This section is from the book "Cooking For Profit", by Jessup Whitehead. Also available from Amazon: Cooking for Profit.
A pot is a pint silver or crockery-ware coffee pot that a person may order instead of 2 cups; the restaurants that charge 10c per cup furnish a pot of 2 cups for 15c or a pot for 2 of 4 cups for 25c of either coffee or tea, but 5c higher per pot for chocolate.
French coffee, meaning coffee of double the common strength, dripped and not boiled is 25c per pot of 2 cups.
French coffee with cognac per pot of 2 cups, 3-fourths coffee and 1-fourth brandy 50c.
Some Necessary Explanations.
As we are starting out to furnish a ready-reckoning book that may in the course of time show the average or probable cost of everything from a pie to a grand banquet and as the selling prices of many dishes in the restaurants and elsewhere will often have to be quoted, for sufficient reasons, we wish to caution all readers against forming hasty conclusions as to the profits made in any case. There is not the least intention on our part of setting the buying and selling prices side by side for comparison, for in fact the cost of material is very often a very small part of the expenses of serving meals. What those expenses are made up of beside the cost of material it is outside of our present business to inquire and these remarks are made for fear of any false ideas being formed by some readers who have never been in business but think they ought to be, and by others who may not know the difference between gross receipts and net profits.
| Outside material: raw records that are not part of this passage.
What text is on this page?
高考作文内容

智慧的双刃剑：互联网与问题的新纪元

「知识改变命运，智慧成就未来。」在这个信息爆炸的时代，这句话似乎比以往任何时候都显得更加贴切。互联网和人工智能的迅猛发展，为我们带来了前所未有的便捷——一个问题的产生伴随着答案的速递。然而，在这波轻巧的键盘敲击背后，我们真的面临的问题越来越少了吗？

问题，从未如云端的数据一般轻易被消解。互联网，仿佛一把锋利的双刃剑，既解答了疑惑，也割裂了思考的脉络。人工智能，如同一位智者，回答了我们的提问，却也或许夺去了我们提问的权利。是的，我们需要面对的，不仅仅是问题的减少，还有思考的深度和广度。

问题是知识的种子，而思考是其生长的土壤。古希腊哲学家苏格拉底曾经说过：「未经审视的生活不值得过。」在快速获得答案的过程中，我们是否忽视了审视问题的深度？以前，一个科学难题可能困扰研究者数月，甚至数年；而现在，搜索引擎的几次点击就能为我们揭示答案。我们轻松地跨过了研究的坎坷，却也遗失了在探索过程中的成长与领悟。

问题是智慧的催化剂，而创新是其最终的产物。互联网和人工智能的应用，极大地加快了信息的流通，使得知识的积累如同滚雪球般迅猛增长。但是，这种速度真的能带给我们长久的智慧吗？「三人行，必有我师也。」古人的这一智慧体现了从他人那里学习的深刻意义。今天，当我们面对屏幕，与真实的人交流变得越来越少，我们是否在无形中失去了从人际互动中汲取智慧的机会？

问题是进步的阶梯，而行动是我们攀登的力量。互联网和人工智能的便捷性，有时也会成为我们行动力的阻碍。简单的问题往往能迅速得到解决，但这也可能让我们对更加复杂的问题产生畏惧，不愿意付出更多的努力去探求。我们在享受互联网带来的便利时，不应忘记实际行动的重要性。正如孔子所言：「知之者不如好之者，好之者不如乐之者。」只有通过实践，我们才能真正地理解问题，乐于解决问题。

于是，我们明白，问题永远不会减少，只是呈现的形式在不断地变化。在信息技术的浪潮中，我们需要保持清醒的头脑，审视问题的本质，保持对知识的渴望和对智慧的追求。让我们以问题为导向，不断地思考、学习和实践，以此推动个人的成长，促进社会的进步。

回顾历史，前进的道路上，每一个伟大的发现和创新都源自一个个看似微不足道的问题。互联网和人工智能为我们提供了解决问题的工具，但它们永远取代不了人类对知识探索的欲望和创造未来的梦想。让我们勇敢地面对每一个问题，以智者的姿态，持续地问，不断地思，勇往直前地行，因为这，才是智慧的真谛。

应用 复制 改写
As regards the accuracy of our estimates it is necessary to mention that great differences in the prices of raw provisions will be found to exist in different parts of the country, coffee is cheaper in San Francisco than in the east, salmon is not half the price of halibut, being only about 12c per pound when in Chicago it costs 40c and halibut only 20; eggs and butter take a wide range in prices, and so forth. Still as our prices are always stated upon which the estimates of cost are based each individual can change them and arrive at the result in his own locality. To cooks in particular who seldom trouble themselves about the cost of materials and who proverbially are sure to fail when they go into business alone through deficiency of that kind of knowledge, we hope to be of great use by showing the necessity of being exact in weights and measures if they would not double the cost of articles made and render profit impossible.